Ne yazık ki bu dilendirme istenen karşılığı bulmadı. Birkaç insan hakları örgütü dışında Avrupa’da istenen karşılık gelmedi. Zaten bulması da beklenmiyordu. İnsan hakları, çıkarlara her zaman ki gibi kurban verilmişti. Derileriyle yıkılmış olan Gazze imar edilecek herhalde!
Avrupa Birliği, “İnsan Hakları” kavramını merkeze alan bir anlayışın, insan hakları ayaklar altına alındığı halde görmezlikten nasıl geleceğini bize göstermiştir. Dünyada olmuş birçok olay aslında bize batının ikiyüzlülüğünü göstermişti, fakat nedense eylemlerden değil, söylemlerden hareket ettiklerinden dolayı bunlar görmezlikten gelinmiştir.
Avrupa Birliği ve batı için asıl olan çıkarlardır. Dünyayı, hak ve haksızlığı çıkarlar üzerine bina ettiklerinden dolayı bu anlayışla değerlendirmektedirler. Dünyada yapılmış olan katliamların hemen hepsinde batının parmağı vardır.
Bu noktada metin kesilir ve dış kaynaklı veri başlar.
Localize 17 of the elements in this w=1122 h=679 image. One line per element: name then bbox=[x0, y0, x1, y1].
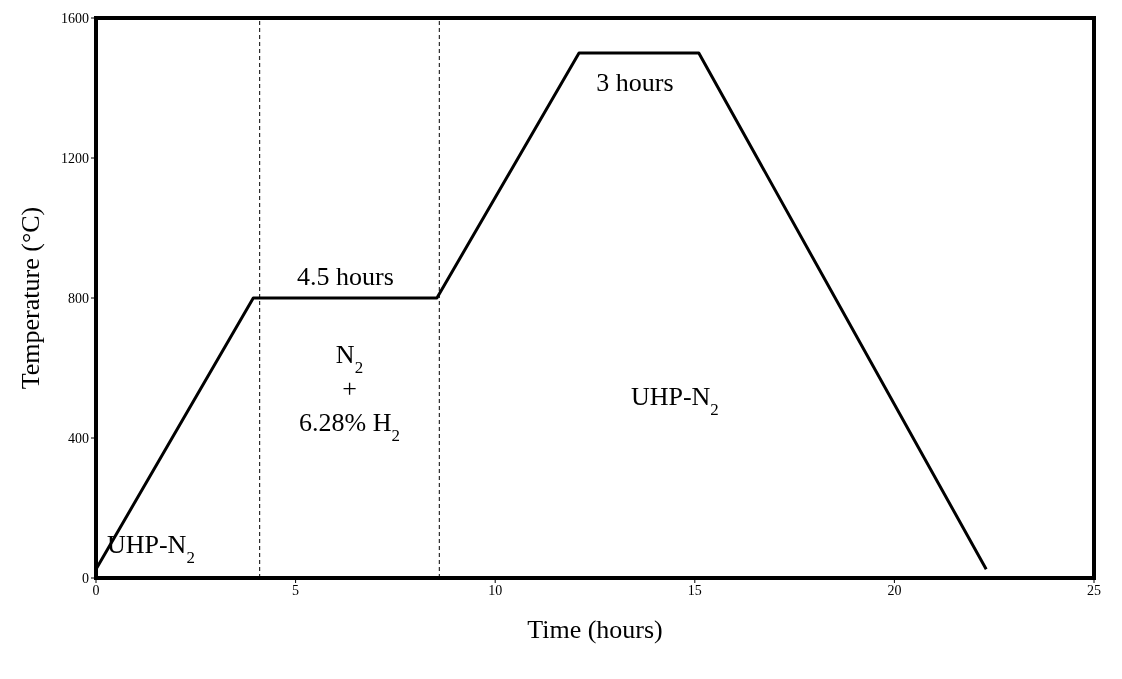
x-tick-label: 10 bbox=[488, 582, 503, 598]
y-tick-label: 400 bbox=[68, 430, 89, 446]
annotation: 4.5 hours bbox=[297, 261, 394, 291]
x-tick-label: 25 bbox=[1087, 582, 1101, 598]
y-tick-label: 1600 bbox=[61, 10, 89, 26]
x-tick-label: 20 bbox=[887, 582, 902, 598]
annotation: 3 hours bbox=[596, 68, 674, 98]
x-tick-label: 0 bbox=[92, 582, 100, 598]
y-tick-label: 800 bbox=[68, 290, 89, 306]
y-axis-title: Temperature (°C) bbox=[16, 206, 46, 390]
annotation: N$_{2}$ + 6.28% H$_{2}$ bbox=[299, 339, 400, 445]
y-tick-label: 1200 bbox=[61, 150, 89, 166]
x-tick-label: 15 bbox=[687, 582, 702, 598]
annotation: UHP-N$_{2}$ bbox=[630, 382, 719, 419]
y-tick-label: 0 bbox=[82, 570, 89, 586]
x-axis-title: Time (hours) bbox=[527, 615, 663, 644]
x-tick-label: 5 bbox=[292, 582, 300, 598]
Bu nedenle katliamları ya kendileri gerçekleştirmekte ya da silah desteği sağlayarak yaptırmaktadır.
Bu nedenlerden dolayı, İsrail ve Batı Şeria birçok batılı yetkili tarafından ziyaret edildiği halde Gazze görmezlikten gelinmiştir. Gazze’nin görmezlikten gelmesinin temel nedeni olarak Hamas gösterilmektedir. Hamas ise 2006 seçimlerinde Filistinlilerin tercihiyle iktidar olmuştur. Batı tarafında çıkarlarına ters düştüğü için bu meşruluğu görmezden gelerek, gayrı meşru ne kadar durum varsa meşrulaştırarak çifte standardını sürdürmektedir.
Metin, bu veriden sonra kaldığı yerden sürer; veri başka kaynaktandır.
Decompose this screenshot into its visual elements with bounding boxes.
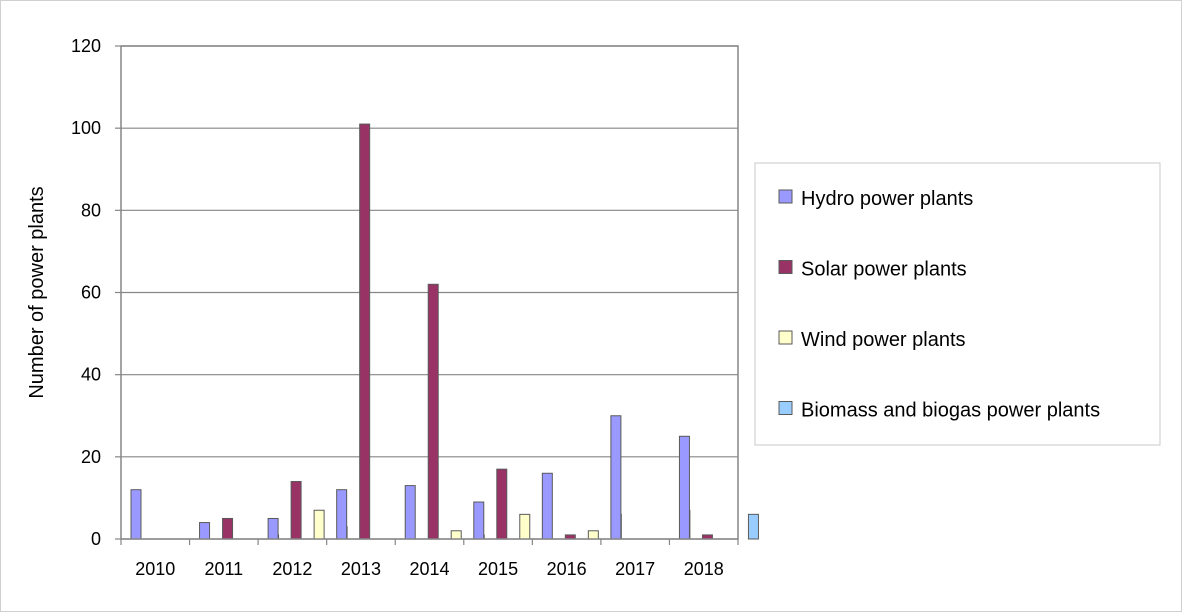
y-tick-label: 120 — [71, 36, 101, 56]
legend-label: Wind power plants — [801, 329, 966, 351]
y-tick-label: 0 — [91, 529, 101, 549]
x-tick-label: 2010 — [135, 559, 175, 579]
y-tick-label: 60 — [81, 283, 101, 303]
x-tick-label: 2011 — [204, 559, 243, 579]
legend-swatch — [778, 189, 793, 204]
bar-hydro-power-plants-2015 — [473, 501, 485, 540]
bar-hydro-power-plants-2018 — [678, 435, 690, 540]
bar-wind-power-plants-2012 — [313, 509, 325, 540]
bar-hydro-power-plants-2011 — [199, 522, 211, 540]
x-axis-ticks: 2010 2011 2012 2013 2014 2015 2016 2017 2018 — [120, 539, 739, 579]
y-tick-label: 80 — [81, 200, 101, 220]
legend-label: Hydro power plants — [801, 188, 973, 210]
x-tick-label: 2015 — [478, 559, 518, 579]
legend-label: Solar power plants — [801, 259, 967, 281]
bar-hydro-power-plants-2012 — [267, 517, 279, 540]
bar-solar-power-plants-2012 — [290, 480, 302, 540]
legend-box — [754, 162, 1161, 446]
x-tick-label: 2017 — [615, 559, 655, 579]
bar-hydro-power-plants-2016 — [541, 472, 553, 540]
bar-hydro-power-plants-2014 — [404, 485, 416, 540]
bar-wind-power-plants-2016 — [587, 530, 599, 540]
x-tick-label: 2018 — [684, 559, 724, 579]
bar-hydro-power-plants-2013 — [336, 489, 348, 540]
bar-solar-power-plants-2014 — [427, 283, 439, 540]
bar-wind-power-plants-2015 — [519, 513, 531, 540]
bar-solar-power-plants-2011 — [222, 517, 234, 540]
bar-solar-power-plants-2015 — [496, 468, 508, 540]
y-tick-label: 100 — [71, 118, 101, 138]
x-tick-label: 2014 — [409, 559, 449, 579]
bar-hydro-power-plants-2010 — [130, 489, 142, 540]
bar-biomass-and-biogas-power-plants-2018 — [747, 513, 759, 540]
legend-swatch — [778, 401, 793, 415]
bar-hydro-power-plants-2017 — [610, 415, 622, 540]
bar-solar-power-plants-2013 — [359, 123, 371, 540]
y-axis-title: Number of power plants — [26, 186, 48, 398]
bars — [130, 123, 759, 540]
x-tick-label: 2016 — [547, 559, 587, 579]
legend-swatch — [778, 330, 793, 345]
y-tick-label: 40 — [81, 365, 101, 385]
x-tick-label: 2012 — [272, 559, 312, 579]
legend-label: Biomass and biogas power plants — [801, 400, 1100, 422]
y-axis-ticks: 0 20 40 60 80 100 120 — [71, 36, 121, 549]
legend: Hydro power plants Solar power plants Wind… — [754, 162, 1161, 446]
legend-swatch — [778, 260, 793, 274]
bar-wind-power-plants-2014 — [450, 530, 462, 540]
x-tick-label: 2013 — [341, 559, 381, 579]
y-tick-label: 20 — [81, 447, 101, 467]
Ortadoğu dörtlüsü’nün temsilcisi Tony Blair bile seçildikten iki yıl sonra Filistin’i ziyaret etmiş, fakat Hamas’la görüşmeyerek Gazze halkını görmezlikte gelmeye ciddi katkı sağlamıştır! Bu zihniyet nasıl bir barış sağlayabilir. Yok edilen ve katliamlara uğrayan bir halkın yıkılmış, yerle bir edilmiş evlerini görmeden mağduriyetleri İsrail üzerinden okuyan bir insan hakları anlayışından ne beklenir.
Bizim anlayamadığımız şey budur. Avrupa Birliği filistililerin mağduriyetini İsrail üzerinden okumaktadır. İsrail onlara ne sunarsa onu gerçek olarak kabul etmektedir. Bu nedenle ne Sabra ve Şatilla katliamı ne Cenin katliamı ne de Gazze katliamı batıda görülmüştür. Avrupa Birliğinin silik kınamalarından öte hiçbir yaptırımı olmamıştır.
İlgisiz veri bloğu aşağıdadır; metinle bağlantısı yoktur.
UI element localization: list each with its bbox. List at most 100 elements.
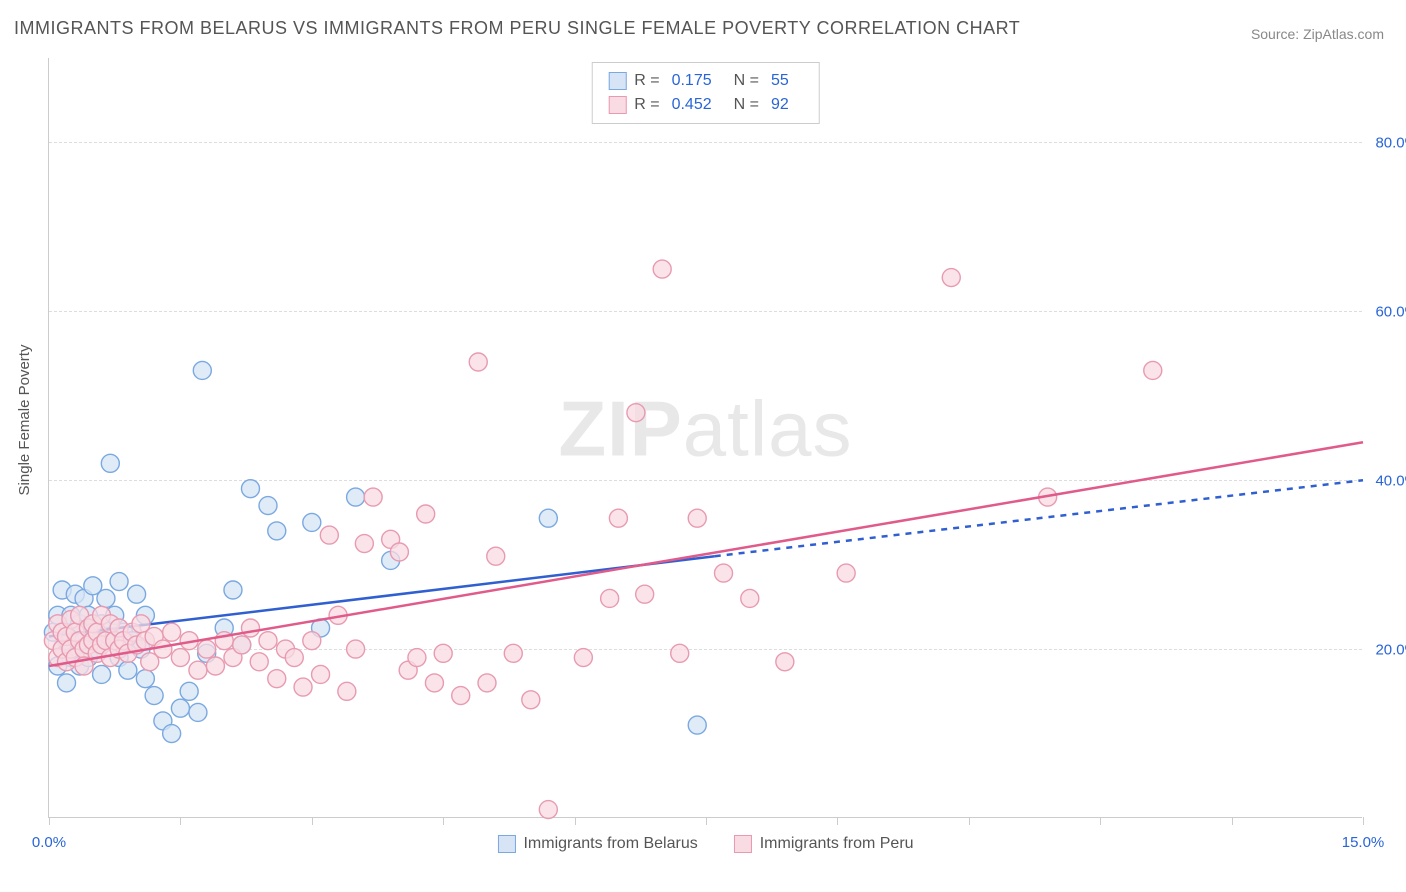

Onun için Avrupa Birliği insan hakları anlayışını Gazze katliamı üzerinden okuduğumuzda her şey daha rahat anlaşılacaktır. Böylece batının gerçek yüzünü ve maskelenmiş yüzünün ne olduğunu da rahat bir şekilde anlaşılacaktır.
AB sürekli israil’in yıktığı şeyleri yapmaya hazır olduğunu belirtmekten öteye gitmemiş ve vicdanını böyle rahatlamaya çalışmıştır. Diğer taraftan ise İsrail e destek vermekten de geri durmamıştır.
Londra’dan başlayıp, Mısır Firavunu Hüsnü Mübarek’in İsrailli ve batıllı dostlarından gerekli izni alamadığından dolayı izin vermediği Gazze’ye yardım konvoyu Mısır’da bu yazı yazıldığında bekletilmekteydi. Salt insani yardım amaçlı bu yardım konvoyunun Gazze’den içeri sokulamamasının arkasında acaba hangi “insan hakları” anlayışı aramak gerekir.